As part of Wisden’s 1990s in Review series, Sankalp Srivastava looks at the best ODI innings of the Nineties, chosen by our panel to be in the top five.
No.2: Saeed Anwar 194 (146)
Pakistan v India, Chennai
1997 Independence Cup
A virtual tournament semi-final, against India, in Chennai – it can’t get much tougher for a Pakistan batsman. But Saeed Anwar was different gravy. As Ramiz Raja opted to bat first in a do-or-die Independence Cup encounter, out walked Anwar with a 17-year-old Shahid Afridi and though the latter, facing Pakistan’s fiercest rivals for the first time, returned cheaply, his senior partner had far bigger things lined up.
Venkatesh Prasad was cut hard through the point region. Anil Kumble was welcomed with a drive down the ground.
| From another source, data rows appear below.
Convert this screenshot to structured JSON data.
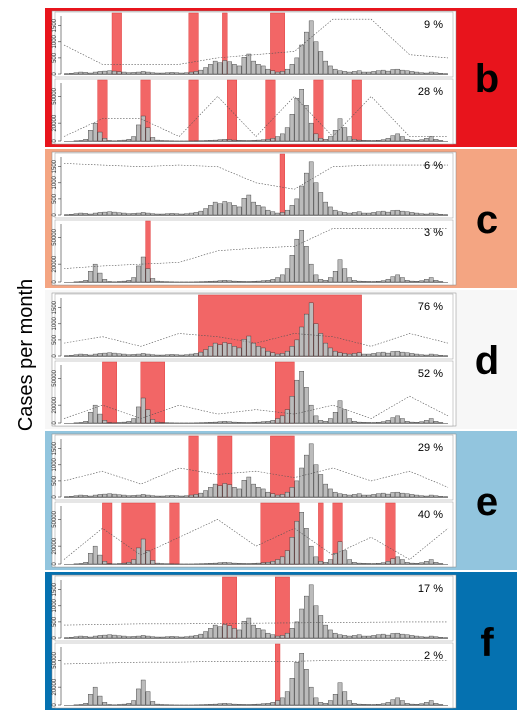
{
  "y_label": "Cases per month",
  "histograms": {
    "top": {
      "ylim": [
        0,
        1800
      ],
      "yticks": [
        0,
        500,
        1000,
        1500
      ],
      "values": [
        10,
        20,
        40,
        60,
        50,
        30,
        60,
        80,
        90,
        100,
        90,
        70,
        60,
        40,
        50,
        60,
        80,
        60,
        40,
        30,
        30,
        40,
        50,
        40,
        30,
        40,
        60,
        80,
        120,
        200,
        300,
        400,
        350,
        420,
        380,
        300,
        250,
        520,
        620,
        400,
        300,
        250,
        150,
        100,
        60,
        80,
        150,
        300,
        500,
        900,
        1300,
        1650,
        1000,
        700,
        400,
        250,
        150,
        100,
        80,
        60,
        80,
        100,
        60,
        60,
        80,
        100,
        120,
        90,
        140,
        150,
        120,
        100,
        80,
        60,
        40,
        30,
        60,
        40,
        20,
        10
      ]
    },
    "bottom": {
      "ylim": [
        0,
        65000
      ],
      "yticks": [
        0,
        20000,
        50000
      ],
      "values": [
        0,
        0,
        200,
        500,
        2000,
        12000,
        20000,
        10000,
        3000,
        500,
        200,
        500,
        1000,
        2000,
        5000,
        18000,
        28000,
        15000,
        4000,
        1000,
        500,
        300,
        200,
        100,
        100,
        100,
        100,
        200,
        300,
        500,
        800,
        1000,
        1500,
        2000,
        1500,
        1000,
        800,
        600,
        500,
        800,
        1000,
        1500,
        2000,
        3000,
        5000,
        8000,
        15000,
        30000,
        48000,
        58000,
        40000,
        20000,
        8000,
        3000,
        2000,
        5000,
        12000,
        25000,
        15000,
        5000,
        2000,
        1000,
        800,
        600,
        500,
        800,
        1500,
        3000,
        6000,
        8000,
        5000,
        2000,
        1000,
        800,
        1500,
        3000,
        5000,
        2000,
        500,
        0
      ]
    }
  },
  "threshold_months": [
    0,
    8,
    16,
    24,
    32,
    40,
    48,
    56,
    64,
    72,
    80
  ],
  "panels": [
    {
      "letter": "b",
      "color": "#e8141c",
      "top": {
        "percent": "9 %",
        "flags": [
          [
            10,
            11
          ],
          [
            26,
            27
          ],
          [
            33,
            33
          ],
          [
            43,
            45
          ]
        ],
        "threshold": [
          900,
          300,
          300,
          300,
          500,
          600,
          700,
          1700,
          1700,
          600,
          500
        ]
      },
      "bottom": {
        "percent": "28 %",
        "flags": [
          [
            7,
            8
          ],
          [
            16,
            17
          ],
          [
            26,
            27
          ],
          [
            34,
            35
          ],
          [
            42,
            43
          ],
          [
            52,
            53
          ],
          [
            60,
            61
          ]
        ],
        "threshold": [
          5000,
          25000,
          25000,
          5000,
          50000,
          5000,
          50000,
          5000,
          50000,
          5000,
          5000
        ]
      }
    },
    {
      "letter": "c",
      "color": "#f4a582",
      "top": {
        "percent": "6 %",
        "flags": [
          [
            45,
            45
          ]
        ],
        "threshold": [
          1600,
          1550,
          1500,
          1550,
          1500,
          1000,
          800,
          1500,
          1550,
          1550,
          1550
        ]
      },
      "bottom": {
        "percent": "3 %",
        "flags": [
          [
            17,
            17
          ]
        ],
        "threshold": [
          15000,
          18000,
          20000,
          22000,
          35000,
          38000,
          40000,
          60000,
          60000,
          60000,
          60000
        ]
      }
    },
    {
      "letter": "d",
      "color": "#f7f7f7",
      "top": {
        "percent": "76 %",
        "flags": [
          [
            28,
            61
          ]
        ],
        "threshold": [
          400,
          600,
          300,
          700,
          600,
          400,
          700,
          600,
          300,
          700,
          400
        ]
      },
      "bottom": {
        "percent": "52 %",
        "flags": [
          [
            8,
            10
          ],
          [
            16,
            20
          ],
          [
            44,
            47
          ]
        ],
        "threshold": [
          5000,
          20000,
          5000,
          20000,
          10000,
          15000,
          10000,
          20000,
          5000,
          30000,
          8000
        ]
      }
    },
    {
      "letter": "e",
      "color": "#92c5de",
      "top": {
        "percent": "29 %",
        "flags": [
          [
            26,
            27
          ],
          [
            32,
            34
          ],
          [
            43,
            47
          ]
        ],
        "threshold": [
          500,
          800,
          400,
          900,
          700,
          800,
          600,
          900,
          500,
          800,
          300
        ]
      },
      "bottom": {
        "percent": "40 %",
        "flags": [
          [
            8,
            9
          ],
          [
            12,
            18
          ],
          [
            22,
            23
          ],
          [
            41,
            48
          ],
          [
            53,
            53
          ],
          [
            56,
            57
          ],
          [
            67,
            68
          ]
        ],
        "threshold": [
          5000,
          40000,
          10000,
          30000,
          50000,
          20000,
          40000,
          10000,
          30000,
          5000,
          40000
        ]
      }
    },
    {
      "letter": "f",
      "color": "#0571b0",
      "top": {
        "percent": "17 %",
        "flags": [
          [
            33,
            35
          ],
          [
            44,
            46
          ]
        ],
        "threshold": [
          400,
          420,
          440,
          440,
          450,
          460,
          470,
          480,
          490,
          500,
          500
        ]
      },
      "bottom": {
        "percent": "2 %",
        "flags": [
          [
            44,
            44
          ]
        ],
        "threshold": [
          46000,
          47000,
          48000,
          48000,
          49000,
          49000,
          49000,
          50000,
          50000,
          50000,
          50000
        ]
      }
    }
  ]
}
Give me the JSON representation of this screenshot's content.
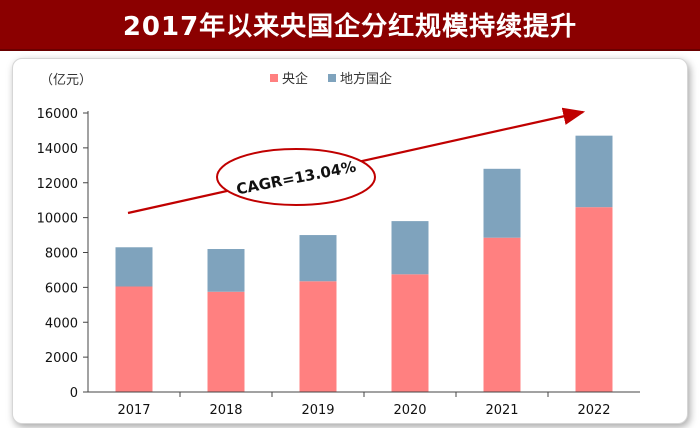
{
  "header": {
    "title": "2017年以来央国企分红规模持续提升"
  },
  "chart_data": {
    "type": "bar",
    "stacked": true,
    "title": "2017年以来央国企分红规模持续提升",
    "unit_label": "（亿元）",
    "categories": [
      "2017",
      "2018",
      "2019",
      "2020",
      "2021",
      "2022"
    ],
    "series": [
      {
        "name": "央企",
        "color": "#ff8080",
        "values": [
          6050,
          5750,
          6350,
          6750,
          8850,
          10600
        ]
      },
      {
        "name": "地方国企",
        "color": "#7fa3bd",
        "values": [
          2250,
          2450,
          2650,
          3050,
          3950,
          4100
        ]
      }
    ],
    "ylim": [
      0,
      16000
    ],
    "yticks": [
      0,
      2000,
      4000,
      6000,
      8000,
      10000,
      12000,
      14000,
      16000
    ],
    "legend_position": "top-center",
    "annotation": {
      "text": "CAGR=13.04%",
      "arrow_color": "#c00000"
    }
  }
}
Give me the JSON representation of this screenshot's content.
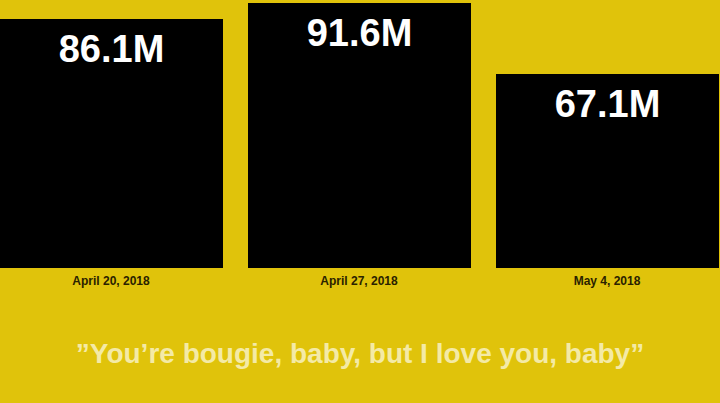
{
  "chart_data": {
    "type": "bar",
    "categories": [
      "April 20, 2018",
      "April 27, 2018",
      "May 4, 2018"
    ],
    "values": [
      86.1,
      91.6,
      67.1
    ],
    "value_labels": [
      "86.1M",
      "91.6M",
      "67.1M"
    ],
    "data_labels": true,
    "color": "#000000",
    "ylim": [
      0,
      91.6
    ],
    "tick_labels": "x",
    "grid": false,
    "annotations": [
      "”You’re bougie, baby, but I love you, baby”"
    ]
  }
}
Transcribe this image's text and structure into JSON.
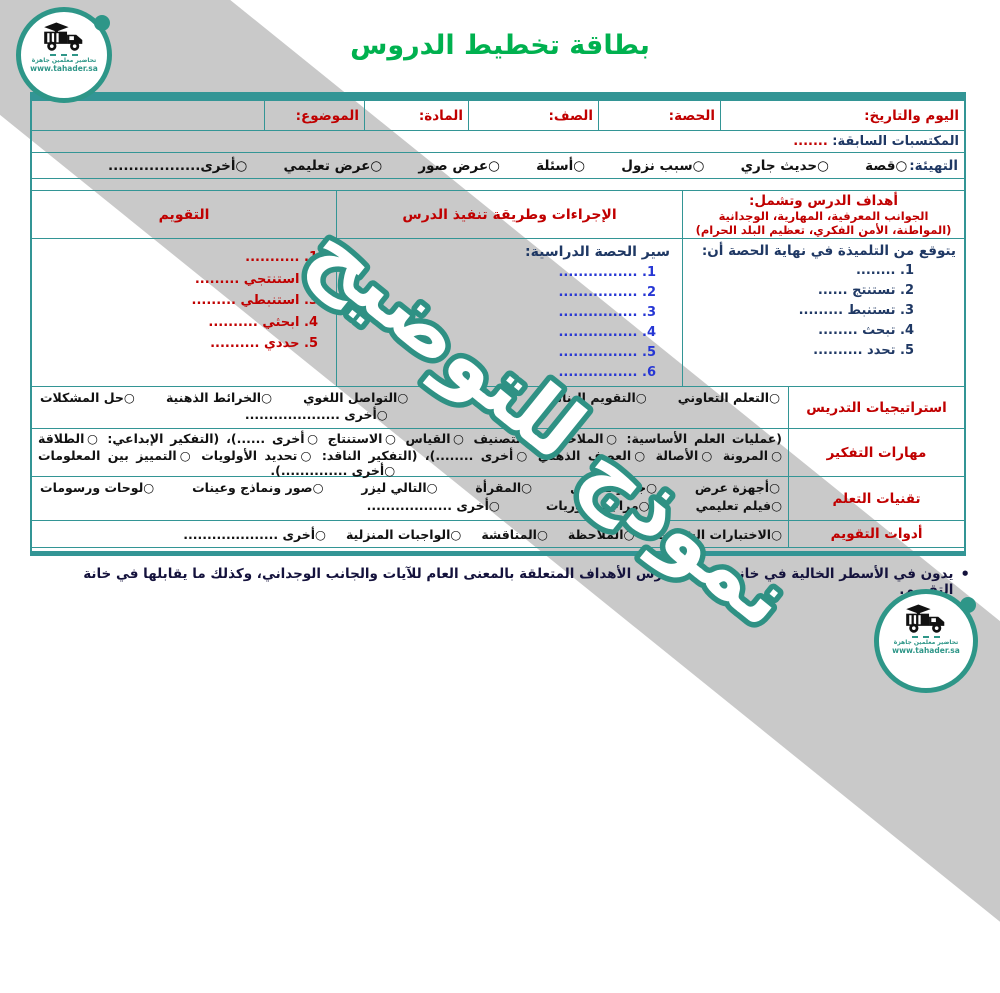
{
  "title": "بطاقة تخطيط الدروس",
  "watermark": "نموذج للتوضيح",
  "footnote_bullet": "•",
  "footnote": "يدون في الأسطر الخالية في خانة أهداف الدرس الأهداف المتعلقة بالمعنى العام للآيات والجانب الوجداني، وكذلك ما يقابلها في خانة التقويم.",
  "logo": {
    "tagline": "تحاضير معلمين جاهزة",
    "url": "www.tahader.sa"
  },
  "info_row": {
    "day_date": "اليوم والتاريخ:",
    "period": "الحصة:",
    "grade": "الصف:",
    "subject": "المادة:",
    "topic": "الموضوع:"
  },
  "prior": {
    "label": "المكتسبات السابقة:",
    "dots": " ......."
  },
  "warmup": {
    "label": "التهيئة:",
    "options": [
      "○قصة",
      "○حديث جاري",
      "○سبب نزول",
      "○أسئلة",
      "○عرض صور",
      "○عرض تعليمي",
      "○أخرى.................."
    ]
  },
  "objectives": {
    "header": "أهداف الدرس وتشمل:",
    "sub": "الجوانب المعرفية، المهارية، الوجدانية (المواطنة، الأمن الفكري، تعظيم البلد الحرام)",
    "intro": "يتوقع من التلميذة في نهاية الحصة أن:",
    "items": [
      "1. ........",
      "2. تستنتج ......",
      "3. تستنبط .........",
      "4. تبحث ........",
      "5. تحدد .........."
    ]
  },
  "procedures": {
    "header": "الإجراءات وطريقة تنفيذ الدرس",
    "sub": "سير الحصة الدراسية:",
    "items": [
      "1. ................",
      "2. ................",
      "3. ................",
      "4. ................",
      "5. ................",
      "6. ................"
    ]
  },
  "evaluation": {
    "header": "التقويم",
    "items": [
      "1. ...........",
      "2. استنتجي .........",
      "3. استنبطي .........",
      "4. ابحثي ..........",
      "5. حددي .........."
    ]
  },
  "strategies": {
    "label": "استراتيجيات التدريس",
    "options": [
      "○التعلم التعاوني",
      "○التقويم البنائي",
      "○الاستقصاء",
      "○التواصل اللغوي",
      "○الخرائط الذهنية",
      "○حل المشكلات"
    ],
    "other": "○أخرى ...................."
  },
  "thinking": {
    "label": "مهارات التفكير",
    "line1": "(عمليات العلم الأساسية: ○الملاحظة ○التصنيف ○القياس ○الاستنتاج ○أخرى ......)، (التفكير الإبداعي: ○الطلاقة",
    "line2": "○المرونة ○الأصالة ○العصف الذهني ○أخرى ........)، (التفكير الناقد: ○تحديد الأولويات ○التمييز بين المعلومات",
    "line3": "○أخرى ..............)."
  },
  "tech": {
    "label": "تقنيات التعلم",
    "line1": [
      "○أجهزة عرض",
      "○جهاز تسجيل",
      "○المقرأة",
      "○التالي ليزر",
      "○صور ونماذج وعينات",
      "○لوحات ورسومات"
    ],
    "line2": [
      "○فيلم تعليمي",
      "○مراجع ودوريات",
      "○أخرى .................."
    ]
  },
  "tools": {
    "label": "أدوات التقويم",
    "options": [
      "○الاختبارات الشفوية",
      "○الملاحظة",
      "○المناقشة",
      "○الواجبات المنزلية",
      "○أخرى ...................."
    ]
  },
  "colors": {
    "accent_teal": "#339595",
    "logo_teal": "#2e9688",
    "title_green": "#00b14f",
    "label_red": "#c00000",
    "navy": "#1f3864",
    "list_blue": "#2636d4",
    "band_gray": "#c9c9c9"
  }
}
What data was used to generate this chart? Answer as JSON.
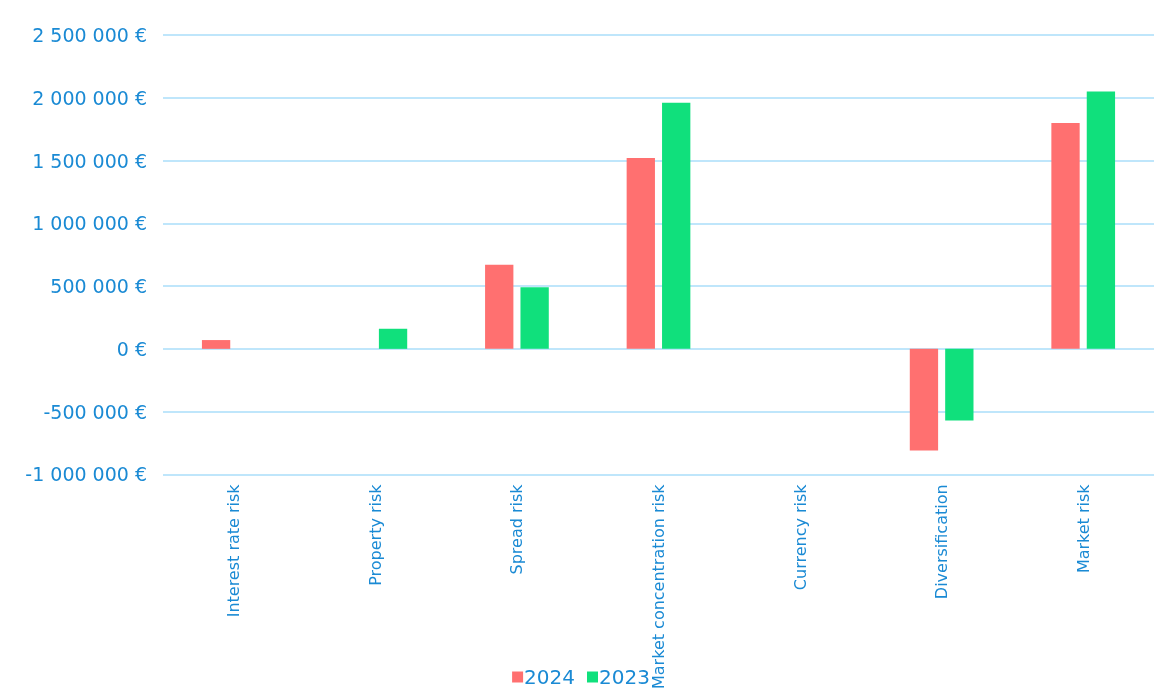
{
  "chart_data": {
    "type": "bar",
    "categories": [
      "Interest rate risk",
      "Property risk",
      "Spread risk",
      "Market concentration risk",
      "Currency risk",
      "Diversification",
      "Market risk"
    ],
    "series": [
      {
        "name": "2024",
        "color": "#ff7070",
        "values": [
          70000,
          0,
          670000,
          1520000,
          0,
          -810000,
          1800000
        ]
      },
      {
        "name": "2023",
        "color": "#10e07c",
        "values": [
          0,
          160000,
          490000,
          1960000,
          0,
          -570000,
          2050000
        ]
      }
    ],
    "ylim": [
      -1000000,
      2500000
    ],
    "yticks": [
      {
        "value": -1000000,
        "label": "-1 000 000 €"
      },
      {
        "value": -500000,
        "label": "-500 000 €"
      },
      {
        "value": 0,
        "label": "0 €"
      },
      {
        "value": 500000,
        "label": "500 000 €"
      },
      {
        "value": 1000000,
        "label": "1 000 000 €"
      },
      {
        "value": 1500000,
        "label": "1 500 000 €"
      },
      {
        "value": 2000000,
        "label": "2 000 000 €"
      },
      {
        "value": 2500000,
        "label": "2 500 000 €"
      }
    ],
    "grid": "y",
    "legend": "bottom"
  }
}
Sunil Joshi was treated with great disdain, sent for 36 runs in four overs.
Remarkably, Anwar needed a runner during his innings as he felt unwell, and yet the strokes continued to be unleashed. He completed his century in the 27th over and crossed Viv Richards’s 189 not out, then the highest individual ODI score, in the 47th over with a sweep behind square on the leg side for four. Another boundary followed but Sachin Tendulkar had him caught six short of a double hundred as Anwar walked off to a standing ovation from the Chepauk crowd. Pakistan’s eventual total of 327 was 35 runs too much for India.
No.3: Aravinda de Silva 107*(124)
Sri Lanka v Australia, Lahore
1996 World Cup final
What propels this Aravinda de Silva knock to No.3 is the context: played in a World Cup final, with de Silva walking in at 23-2, right after Sri Lanka had lost both of their flashy openers as early inside six overs. That he played this great knock after picking up three important wickets in the first innings adds to the excellence.
The first ball that de Silva faced was proof enough that he meant business: an out-swinging Damien Fleming delivery was knocked back straight down the ground. Not long after, the same bowler’s slower ball was delightfully sent through mid-wicket to confirm something special was on the cards.
Mark Taylor, the Australia captain, used seven different bowlers on the night but none could stop the legendary Sri Lankan batsman, who gave arguably the greatest all-round World Cup final performance of all time. He completed his century in the 46th over with a deft leg glance towards fine leg for four as Sri Lanka chased down Australia’s 241 to script one of the most improbable World Cup title wins.
No.4: Steve Waugh 120*(110)
Australia v South Africa, Leeds
1999 World Cup Super Six match
Steve Waugh not only saved the match but the World Cup for Australia. They went into the Super Six encounter against South Africa knowing that only a win would see them through to the semi-finals and it was their captain who delivered. Chasing 272, Waugh walked in after Mark Waugh, Adam Gilchrist and Damien Martyn had all taken the long walk back to the hut with just 48 on the board.
Cautiously at first – he was six off 21 at one stage – Waugh started the onslaught around the 20-over mark and raced to his half-century in just 47 balls. The defining moment came when he was on 56 – he flicked a Lance Klusener delivery down Herschelle Gibbs’s throat at mid-wicket but the South Africa opener, in a hurry to celebrate, famously dropped the ball.
It took Waugh 91 deliveries to complete his hundred and with help from Ricky Ponting (69), Michael Bevan (27) and Tom Moody (15), he led Australia to a famous win, continuing an unbeaten World Cup run that would only be halted 12 years later.
No.5: Inzamam-ul-Haq 60 (37)
Pakistan v New Zealand, Auckland
1992 World Cup semifinal
A 22-year-old Inzamam-ul-Haq announced himself, and in some style, with this knock against New Zealand in the 1992 World Cup semi-final. Pakistan were aiming to make their first-ever World Cup final but chasing a tricky 263, they were 123 away from the target with six wickets in hand when Inzamam took guard in the 35th over.
With no time to settle in, Inzamam set about his job quickly, dispatching Gavin Larsen for four and just about tonking Chris Harris over long-on for six – his only maximum of the innings. He hit two boundaries off Dipak Patel’s final over before subjecting Danny Morrison to similar treatment. By the time Inzamam was run out by Harris in the 45th over, Pakistan were just 36 short of the target, which they eventually chased with an over to spare.